10. Il résulte de l'instruction et notamment du rapport d'expertise qu'en ce qui concerne la période allant du 10 décembre 2016 jusqu'au jour du présent jugement, l'état de santé de Mme A a impliqué l'assistance d'une tierce personne par une aide dite " active " non spécialisé à raison de 6 heures par jour et, nécessairement, par une aide dite " passive " pour le reste de la journée.

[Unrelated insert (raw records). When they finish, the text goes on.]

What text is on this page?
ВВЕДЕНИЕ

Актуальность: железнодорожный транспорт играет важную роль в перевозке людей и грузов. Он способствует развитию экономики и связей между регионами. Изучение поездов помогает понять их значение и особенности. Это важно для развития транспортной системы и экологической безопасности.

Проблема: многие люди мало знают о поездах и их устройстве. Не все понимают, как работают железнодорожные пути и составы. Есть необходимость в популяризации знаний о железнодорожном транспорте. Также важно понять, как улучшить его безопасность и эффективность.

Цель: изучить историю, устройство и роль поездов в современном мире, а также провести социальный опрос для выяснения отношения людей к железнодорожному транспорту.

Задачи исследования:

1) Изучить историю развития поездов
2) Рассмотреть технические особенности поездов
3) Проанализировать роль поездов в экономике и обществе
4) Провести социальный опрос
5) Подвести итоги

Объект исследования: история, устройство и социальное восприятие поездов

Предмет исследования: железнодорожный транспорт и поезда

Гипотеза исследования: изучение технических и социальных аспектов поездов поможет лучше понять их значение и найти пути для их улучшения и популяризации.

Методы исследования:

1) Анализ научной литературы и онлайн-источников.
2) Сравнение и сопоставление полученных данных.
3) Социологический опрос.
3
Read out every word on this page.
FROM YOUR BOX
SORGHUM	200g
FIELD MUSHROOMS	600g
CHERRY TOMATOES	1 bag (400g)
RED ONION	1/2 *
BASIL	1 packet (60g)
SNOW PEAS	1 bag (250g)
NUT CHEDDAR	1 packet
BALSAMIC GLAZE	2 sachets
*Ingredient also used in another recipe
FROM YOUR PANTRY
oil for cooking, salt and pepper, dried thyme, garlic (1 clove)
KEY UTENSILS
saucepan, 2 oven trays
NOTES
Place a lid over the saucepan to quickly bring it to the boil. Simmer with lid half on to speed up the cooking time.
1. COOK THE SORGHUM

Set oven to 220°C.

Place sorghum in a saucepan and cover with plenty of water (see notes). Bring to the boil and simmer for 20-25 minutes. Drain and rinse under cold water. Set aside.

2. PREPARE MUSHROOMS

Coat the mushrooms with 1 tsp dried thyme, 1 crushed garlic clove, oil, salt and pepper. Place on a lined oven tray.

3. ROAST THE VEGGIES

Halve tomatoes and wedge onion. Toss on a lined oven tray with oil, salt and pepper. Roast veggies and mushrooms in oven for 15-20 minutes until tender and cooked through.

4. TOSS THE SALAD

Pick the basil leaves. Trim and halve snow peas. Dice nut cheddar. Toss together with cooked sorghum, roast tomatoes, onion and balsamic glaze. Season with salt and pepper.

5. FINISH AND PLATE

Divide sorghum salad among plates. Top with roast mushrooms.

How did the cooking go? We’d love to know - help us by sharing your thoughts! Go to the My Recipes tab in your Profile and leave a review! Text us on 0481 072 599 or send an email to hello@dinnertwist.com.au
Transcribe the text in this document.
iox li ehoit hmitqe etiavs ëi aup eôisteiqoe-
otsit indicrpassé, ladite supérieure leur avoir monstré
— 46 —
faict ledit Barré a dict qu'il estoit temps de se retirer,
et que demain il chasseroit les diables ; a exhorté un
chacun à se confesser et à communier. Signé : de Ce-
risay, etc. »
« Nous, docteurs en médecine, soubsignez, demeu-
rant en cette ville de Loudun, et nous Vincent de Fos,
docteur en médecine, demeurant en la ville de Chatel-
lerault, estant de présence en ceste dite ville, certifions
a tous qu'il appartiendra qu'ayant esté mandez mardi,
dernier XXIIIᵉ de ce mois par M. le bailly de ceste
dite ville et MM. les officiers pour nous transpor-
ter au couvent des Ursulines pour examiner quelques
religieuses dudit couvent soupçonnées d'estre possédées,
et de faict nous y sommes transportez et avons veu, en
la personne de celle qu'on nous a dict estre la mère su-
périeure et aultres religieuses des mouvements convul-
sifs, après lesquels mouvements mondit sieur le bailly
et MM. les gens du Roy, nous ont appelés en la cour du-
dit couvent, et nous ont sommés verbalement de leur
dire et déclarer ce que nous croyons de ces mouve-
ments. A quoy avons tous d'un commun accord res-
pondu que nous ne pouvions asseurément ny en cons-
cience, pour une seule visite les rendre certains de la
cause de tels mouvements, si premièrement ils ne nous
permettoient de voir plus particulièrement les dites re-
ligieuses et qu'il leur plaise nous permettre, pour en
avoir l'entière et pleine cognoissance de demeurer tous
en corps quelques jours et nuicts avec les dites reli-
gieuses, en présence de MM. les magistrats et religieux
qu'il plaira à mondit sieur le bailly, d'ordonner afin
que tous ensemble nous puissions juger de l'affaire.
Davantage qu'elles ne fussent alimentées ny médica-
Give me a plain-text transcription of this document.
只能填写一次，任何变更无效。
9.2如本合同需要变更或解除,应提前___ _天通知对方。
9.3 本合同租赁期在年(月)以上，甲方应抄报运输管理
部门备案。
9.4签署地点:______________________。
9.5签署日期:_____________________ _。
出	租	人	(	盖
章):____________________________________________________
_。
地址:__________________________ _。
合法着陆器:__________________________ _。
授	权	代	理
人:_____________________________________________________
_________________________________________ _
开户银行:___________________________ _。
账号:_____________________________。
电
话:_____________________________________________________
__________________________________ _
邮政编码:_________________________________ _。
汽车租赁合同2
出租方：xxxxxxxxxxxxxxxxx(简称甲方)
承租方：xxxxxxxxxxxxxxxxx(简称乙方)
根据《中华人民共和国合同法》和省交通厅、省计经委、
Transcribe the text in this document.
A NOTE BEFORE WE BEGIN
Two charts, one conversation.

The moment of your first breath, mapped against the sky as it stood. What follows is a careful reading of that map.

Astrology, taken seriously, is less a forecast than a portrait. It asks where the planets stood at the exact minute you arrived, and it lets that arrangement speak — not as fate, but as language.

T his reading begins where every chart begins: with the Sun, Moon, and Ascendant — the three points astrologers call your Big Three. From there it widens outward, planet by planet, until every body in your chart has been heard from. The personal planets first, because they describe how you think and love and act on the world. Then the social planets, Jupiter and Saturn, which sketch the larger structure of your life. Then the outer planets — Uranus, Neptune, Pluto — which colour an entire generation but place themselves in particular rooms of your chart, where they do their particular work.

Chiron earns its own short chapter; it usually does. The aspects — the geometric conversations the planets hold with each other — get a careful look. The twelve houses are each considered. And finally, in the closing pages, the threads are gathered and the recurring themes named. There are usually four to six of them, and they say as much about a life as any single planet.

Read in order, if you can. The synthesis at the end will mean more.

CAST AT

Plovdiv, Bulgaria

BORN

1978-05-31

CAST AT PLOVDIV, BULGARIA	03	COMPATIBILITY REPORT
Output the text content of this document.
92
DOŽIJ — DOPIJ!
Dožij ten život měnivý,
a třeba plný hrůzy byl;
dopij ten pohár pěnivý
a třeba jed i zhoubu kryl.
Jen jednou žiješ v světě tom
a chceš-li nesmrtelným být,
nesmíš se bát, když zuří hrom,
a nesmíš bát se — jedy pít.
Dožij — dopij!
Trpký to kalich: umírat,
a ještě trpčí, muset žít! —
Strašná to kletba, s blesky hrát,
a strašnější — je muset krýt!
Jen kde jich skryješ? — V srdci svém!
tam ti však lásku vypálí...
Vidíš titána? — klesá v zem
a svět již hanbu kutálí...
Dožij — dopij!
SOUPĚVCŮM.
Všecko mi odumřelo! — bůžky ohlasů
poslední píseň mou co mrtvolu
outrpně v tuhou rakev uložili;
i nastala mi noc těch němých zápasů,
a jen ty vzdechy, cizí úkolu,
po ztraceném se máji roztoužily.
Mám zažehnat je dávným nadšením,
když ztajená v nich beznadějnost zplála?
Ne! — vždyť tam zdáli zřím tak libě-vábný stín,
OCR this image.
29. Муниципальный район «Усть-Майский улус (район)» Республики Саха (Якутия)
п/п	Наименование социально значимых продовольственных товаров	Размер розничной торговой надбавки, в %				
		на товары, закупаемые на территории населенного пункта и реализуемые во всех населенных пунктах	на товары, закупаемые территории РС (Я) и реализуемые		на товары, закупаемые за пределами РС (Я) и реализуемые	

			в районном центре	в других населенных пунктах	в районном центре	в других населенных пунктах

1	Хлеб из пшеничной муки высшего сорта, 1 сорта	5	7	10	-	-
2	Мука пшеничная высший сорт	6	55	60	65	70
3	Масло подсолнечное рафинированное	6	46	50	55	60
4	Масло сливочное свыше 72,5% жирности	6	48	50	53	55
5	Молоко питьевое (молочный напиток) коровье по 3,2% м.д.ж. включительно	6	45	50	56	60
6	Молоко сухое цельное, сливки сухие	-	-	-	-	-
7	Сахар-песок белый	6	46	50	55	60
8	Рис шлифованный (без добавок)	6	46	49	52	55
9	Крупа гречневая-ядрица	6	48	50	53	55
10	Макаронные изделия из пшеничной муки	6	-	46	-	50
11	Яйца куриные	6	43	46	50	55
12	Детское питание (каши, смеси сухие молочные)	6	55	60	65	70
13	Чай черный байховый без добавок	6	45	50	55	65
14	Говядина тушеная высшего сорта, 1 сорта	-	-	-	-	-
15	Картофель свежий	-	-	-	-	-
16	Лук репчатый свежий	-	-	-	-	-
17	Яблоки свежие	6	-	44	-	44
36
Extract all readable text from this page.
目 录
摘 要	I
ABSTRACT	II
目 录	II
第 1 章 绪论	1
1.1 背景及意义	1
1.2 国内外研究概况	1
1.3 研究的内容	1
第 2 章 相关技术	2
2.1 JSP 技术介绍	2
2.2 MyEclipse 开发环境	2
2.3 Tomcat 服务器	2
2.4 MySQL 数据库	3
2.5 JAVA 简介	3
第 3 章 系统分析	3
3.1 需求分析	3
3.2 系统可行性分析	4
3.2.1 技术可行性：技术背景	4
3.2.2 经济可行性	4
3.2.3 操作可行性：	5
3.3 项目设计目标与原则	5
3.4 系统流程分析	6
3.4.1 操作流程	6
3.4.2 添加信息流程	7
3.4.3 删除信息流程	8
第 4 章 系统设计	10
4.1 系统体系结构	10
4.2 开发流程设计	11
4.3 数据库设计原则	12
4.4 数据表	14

Il sera fait une juste appréciation du préjudice relatif à l'assistance par une tierce personne pour la période considérée en l'évaluant à la somme de 750 000 euros. Compte tenu du taux de perte de chance de 50 %, le montant du préjudice réparable à la charge du responsable s'élève à la somme de 375 000 euros. Il résulte toutefois de l'instruction que Mme A a perçu une aide financière destinée à couvrir les frais d'assistance par une tierce personne à hauteur de 3 575,29 euros par mois jusqu'au 31 juillet 2018, soit une somme de 70 352,48 euros, et à hauteur de 6 486,05 euros par mois jusqu'à la date du présent jugement, soit une somme de 343 760,65 euros, outre la majoration du tiers payant par la caisse primaire d'assurance maladie de la Haute-Garonne pour un montant total de 48 691,40 euros sur la période considérée. Le coût de l'assistance par une tierce personne resté à la charge de Mme A s'est ainsi élevé à la somme de 287 195,47 euros. Par suite, il y a lieu de condamner le centre hospitalier universitaire de Toulouse à verser, à Mme A, la somme de 287 195,47 euros et, à la caisse primaire d'assurance maladie de la Haute-Garonne, la somme de 87 804,53 euros.
11. Il résulte de l'instruction que, sur la base des besoins d'une assistance par une tierce personne nécessitée par l'état de santé de Mme A tels qu'ils ont été indiqués ci-dessus, le coût total de cette assistance peut être évalué à la somme annuelle de 130 000 euros. Compte tenu du taux de perte de chance de 50 %, le montant du préjudice annuel indemnisable à la charge du responsable s'élève à la somme de 65 000 euros. Il résulte par ailleurs de l'instruction que Mme A perçoit des prestations destinées à compenser en partie le coût de cette assistance, lesquelles prestations sont constituées par une majoration de tiers payant versée par la caisse primaire d'assurance maladie de la Haute-Garonne pour un montant annuel non contesté de 13 543,80 euros et de la prestation de compensation du handicap pour un montant annuel de 77 832,60 euros. Par suite, il y a lieu de condamner le centre hospitalier universitaire de Toulouse à verser à Mme A une rente annuelle de 38 623,60 euros et une rente annuelle de 13 543,80 euros à la caisse primaire d'assurance maladie de la Haute-Garonne en réparation des préjudices afférents aux besoins futurs d'assistance par une tierce personne.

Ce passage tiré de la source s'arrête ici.